A Revelação de Deus na Experiência Pessoal. Homens de todas as idades têm
professado ter comunhão direta com Deus. Declaram que o conheceram, não
simplesmente através da natureza, história e consciência, não apenas por meio dos
milagres e profecias mas também por experiência pessoal direta. Foi assim nos
tempos do Velho Testamento. Enoque e Noé andaram com Deus (Gn. 5: 21-24; 6:
9); Deus falou a Noé (Gn. 6: 13; 7:1; 9:1); a Abraão(Gn.12:1-3); a
Isaque(Gn.26:24);a Jacó (Gn. 28: 13; 35: 1); a José (Gn. 37: 5-11); a Moisés (Êx.
3: 3-10; 12: 1); a Josué (Josué 1: l); a Gideão (Juízes 6: 25); a Samuel (I Sm. 3: 2-
4); a Davi (I Sm. 23: 9-12); a Elias (I Reis 17: 2-4); a Isaías (Is. 6: 8), etc.
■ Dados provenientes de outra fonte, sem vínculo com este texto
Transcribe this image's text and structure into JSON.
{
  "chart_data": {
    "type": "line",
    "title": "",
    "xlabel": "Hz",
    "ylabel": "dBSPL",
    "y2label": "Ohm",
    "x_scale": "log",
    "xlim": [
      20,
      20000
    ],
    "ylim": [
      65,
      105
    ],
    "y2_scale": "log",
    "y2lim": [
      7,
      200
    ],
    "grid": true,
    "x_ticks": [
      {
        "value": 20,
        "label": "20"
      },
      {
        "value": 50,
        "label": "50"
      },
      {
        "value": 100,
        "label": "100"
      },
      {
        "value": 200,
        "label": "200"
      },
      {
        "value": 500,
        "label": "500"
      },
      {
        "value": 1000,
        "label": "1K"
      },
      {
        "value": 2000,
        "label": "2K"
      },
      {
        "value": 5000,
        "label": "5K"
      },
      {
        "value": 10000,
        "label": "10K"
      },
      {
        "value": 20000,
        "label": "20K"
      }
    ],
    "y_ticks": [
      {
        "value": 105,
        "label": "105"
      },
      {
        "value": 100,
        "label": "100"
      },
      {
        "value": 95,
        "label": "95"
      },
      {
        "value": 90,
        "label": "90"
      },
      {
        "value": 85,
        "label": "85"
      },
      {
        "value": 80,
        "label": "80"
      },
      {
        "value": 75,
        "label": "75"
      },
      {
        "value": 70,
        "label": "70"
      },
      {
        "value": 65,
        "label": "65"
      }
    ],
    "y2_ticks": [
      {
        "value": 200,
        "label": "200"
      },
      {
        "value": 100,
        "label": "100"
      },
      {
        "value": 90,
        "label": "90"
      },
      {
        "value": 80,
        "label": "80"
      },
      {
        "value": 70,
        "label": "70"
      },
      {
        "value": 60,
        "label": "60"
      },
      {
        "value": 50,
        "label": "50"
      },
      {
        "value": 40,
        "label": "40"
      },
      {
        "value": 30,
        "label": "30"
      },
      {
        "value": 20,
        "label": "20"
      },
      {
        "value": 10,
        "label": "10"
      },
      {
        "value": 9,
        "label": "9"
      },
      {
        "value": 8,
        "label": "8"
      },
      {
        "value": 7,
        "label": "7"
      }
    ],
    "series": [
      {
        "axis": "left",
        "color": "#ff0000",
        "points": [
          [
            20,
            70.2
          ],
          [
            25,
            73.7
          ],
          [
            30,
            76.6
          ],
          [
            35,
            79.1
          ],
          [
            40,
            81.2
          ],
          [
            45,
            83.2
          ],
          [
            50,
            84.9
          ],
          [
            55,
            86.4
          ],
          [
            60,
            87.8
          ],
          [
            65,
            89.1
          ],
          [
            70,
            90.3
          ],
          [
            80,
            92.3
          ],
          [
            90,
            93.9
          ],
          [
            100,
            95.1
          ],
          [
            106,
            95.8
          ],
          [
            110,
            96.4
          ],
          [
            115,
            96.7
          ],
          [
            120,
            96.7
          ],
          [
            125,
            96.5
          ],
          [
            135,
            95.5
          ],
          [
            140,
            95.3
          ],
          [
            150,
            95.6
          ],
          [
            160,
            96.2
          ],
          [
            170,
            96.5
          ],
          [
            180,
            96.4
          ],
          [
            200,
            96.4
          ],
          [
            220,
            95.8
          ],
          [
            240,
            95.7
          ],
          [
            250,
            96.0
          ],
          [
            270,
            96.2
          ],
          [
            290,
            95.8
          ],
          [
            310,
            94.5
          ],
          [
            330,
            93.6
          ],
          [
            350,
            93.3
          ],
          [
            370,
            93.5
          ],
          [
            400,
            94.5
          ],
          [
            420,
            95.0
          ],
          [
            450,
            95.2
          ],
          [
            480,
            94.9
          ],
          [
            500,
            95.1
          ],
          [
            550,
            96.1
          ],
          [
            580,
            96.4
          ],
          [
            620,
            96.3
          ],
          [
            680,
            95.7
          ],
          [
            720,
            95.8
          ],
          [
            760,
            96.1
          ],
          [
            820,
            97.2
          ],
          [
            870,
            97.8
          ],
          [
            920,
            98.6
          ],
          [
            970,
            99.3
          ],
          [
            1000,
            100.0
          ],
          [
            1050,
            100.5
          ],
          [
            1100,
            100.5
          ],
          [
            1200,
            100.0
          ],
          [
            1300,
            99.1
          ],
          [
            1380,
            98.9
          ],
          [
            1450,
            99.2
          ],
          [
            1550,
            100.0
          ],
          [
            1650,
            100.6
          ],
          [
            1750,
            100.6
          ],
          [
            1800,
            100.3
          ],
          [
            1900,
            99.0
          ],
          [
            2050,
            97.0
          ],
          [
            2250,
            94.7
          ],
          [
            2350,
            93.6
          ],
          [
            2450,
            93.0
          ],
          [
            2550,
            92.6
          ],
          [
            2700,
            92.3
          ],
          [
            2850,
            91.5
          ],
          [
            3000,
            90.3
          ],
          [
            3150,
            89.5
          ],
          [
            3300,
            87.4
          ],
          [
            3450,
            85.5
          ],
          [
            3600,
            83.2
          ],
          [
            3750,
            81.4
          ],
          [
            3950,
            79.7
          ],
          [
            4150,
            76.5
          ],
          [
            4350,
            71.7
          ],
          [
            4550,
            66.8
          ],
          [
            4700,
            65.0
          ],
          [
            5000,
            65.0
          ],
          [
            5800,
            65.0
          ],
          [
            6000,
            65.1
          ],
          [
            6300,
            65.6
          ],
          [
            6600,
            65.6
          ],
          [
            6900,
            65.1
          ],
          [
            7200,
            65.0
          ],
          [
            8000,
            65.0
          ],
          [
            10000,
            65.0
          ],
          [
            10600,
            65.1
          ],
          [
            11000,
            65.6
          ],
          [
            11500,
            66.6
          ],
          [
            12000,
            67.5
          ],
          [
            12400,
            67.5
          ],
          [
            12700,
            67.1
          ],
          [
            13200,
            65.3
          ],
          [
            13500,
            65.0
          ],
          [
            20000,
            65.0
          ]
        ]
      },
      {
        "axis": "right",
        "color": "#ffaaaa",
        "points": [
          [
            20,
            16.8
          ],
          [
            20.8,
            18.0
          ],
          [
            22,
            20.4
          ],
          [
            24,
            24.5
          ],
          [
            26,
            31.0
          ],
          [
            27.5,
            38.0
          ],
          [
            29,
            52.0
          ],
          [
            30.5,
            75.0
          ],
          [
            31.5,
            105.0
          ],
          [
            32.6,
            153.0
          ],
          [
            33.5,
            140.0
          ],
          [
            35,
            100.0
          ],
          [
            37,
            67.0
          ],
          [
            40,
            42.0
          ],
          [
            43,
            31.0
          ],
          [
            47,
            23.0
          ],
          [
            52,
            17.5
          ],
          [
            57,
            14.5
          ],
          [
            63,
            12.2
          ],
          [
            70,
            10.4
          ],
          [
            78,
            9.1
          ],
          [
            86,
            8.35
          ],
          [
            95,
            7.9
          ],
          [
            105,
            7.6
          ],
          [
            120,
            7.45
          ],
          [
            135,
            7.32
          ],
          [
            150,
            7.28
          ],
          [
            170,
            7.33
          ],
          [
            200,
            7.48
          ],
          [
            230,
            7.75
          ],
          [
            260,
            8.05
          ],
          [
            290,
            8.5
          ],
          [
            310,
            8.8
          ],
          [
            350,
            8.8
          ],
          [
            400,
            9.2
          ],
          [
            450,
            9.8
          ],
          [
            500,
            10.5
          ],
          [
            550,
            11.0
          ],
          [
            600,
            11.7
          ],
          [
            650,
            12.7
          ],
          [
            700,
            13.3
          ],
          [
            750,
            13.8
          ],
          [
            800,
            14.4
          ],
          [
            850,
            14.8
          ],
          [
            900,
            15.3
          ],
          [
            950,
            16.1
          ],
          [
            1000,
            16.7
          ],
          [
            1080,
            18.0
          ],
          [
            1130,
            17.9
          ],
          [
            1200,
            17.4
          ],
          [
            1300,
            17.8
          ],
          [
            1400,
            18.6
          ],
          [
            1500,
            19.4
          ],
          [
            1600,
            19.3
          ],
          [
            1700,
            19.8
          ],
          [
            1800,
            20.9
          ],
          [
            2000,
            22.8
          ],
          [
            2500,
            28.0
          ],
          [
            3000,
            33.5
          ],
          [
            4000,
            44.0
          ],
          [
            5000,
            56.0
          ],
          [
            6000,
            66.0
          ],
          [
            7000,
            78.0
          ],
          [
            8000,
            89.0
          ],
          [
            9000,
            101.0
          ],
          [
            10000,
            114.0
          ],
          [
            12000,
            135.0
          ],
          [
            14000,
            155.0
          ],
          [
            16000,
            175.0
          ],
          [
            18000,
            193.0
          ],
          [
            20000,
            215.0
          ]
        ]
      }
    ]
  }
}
Da
mesma maneira, no Novo Testamento Deus falou a Jesus (Mt. 3: 16, 17; João 12:
27, 28); a Pedro, Tiago e João (Marcos 9: 7); a Felipe (Atos 8: 29); a Paulo (Atos
9: 4-6; 18: 9); e a Ananias (Atos 9: 10).
Esta experiência de comunhão com Deus tinha um poder transformador nas vidas
daqueles que passavam por ela (Sl. 34: 5; cf. :Êx. 34: 29-35). Eles se tornaram
cada vez mais parecidos com o Senhor com Quem tinham comunhão (Atos 6: 15,
cf. II Co. 3: 18).
b. Os Dons do Homem
Assumindo então que Deus Se revelou, perguntamos a seguir como o homem entra de posse
dessa revelação? A isto respondemos que nem o mundo exterior nem o inferior revelariam qualquer
coisa a respeito de Deus sem os dons singulares do homem. Concordamos com Shedd quando ele diz:
As Escrituras ... relacionam todas as operações da razão ao Autor do intelecto humano. Nada no
consciente humano é independente de Deus, isolado. Deus é o 'Pai das Luzes' de todo Tipo (Tiago 1: 17).
Deus 'mostra' o que quer que seja conhecido através da constituição humana. Até a razão humana, que na in-
tuição da matemática e nas leis da lógica parece ser uma faculdade autossuficiente, é apresentada na
Escritura como dependente. O homem consegue perceber intuitivamente simplesmente porque a Suprema
Razão o ilumina". Wm. G.T. Shedd, Op. cit., I, 64.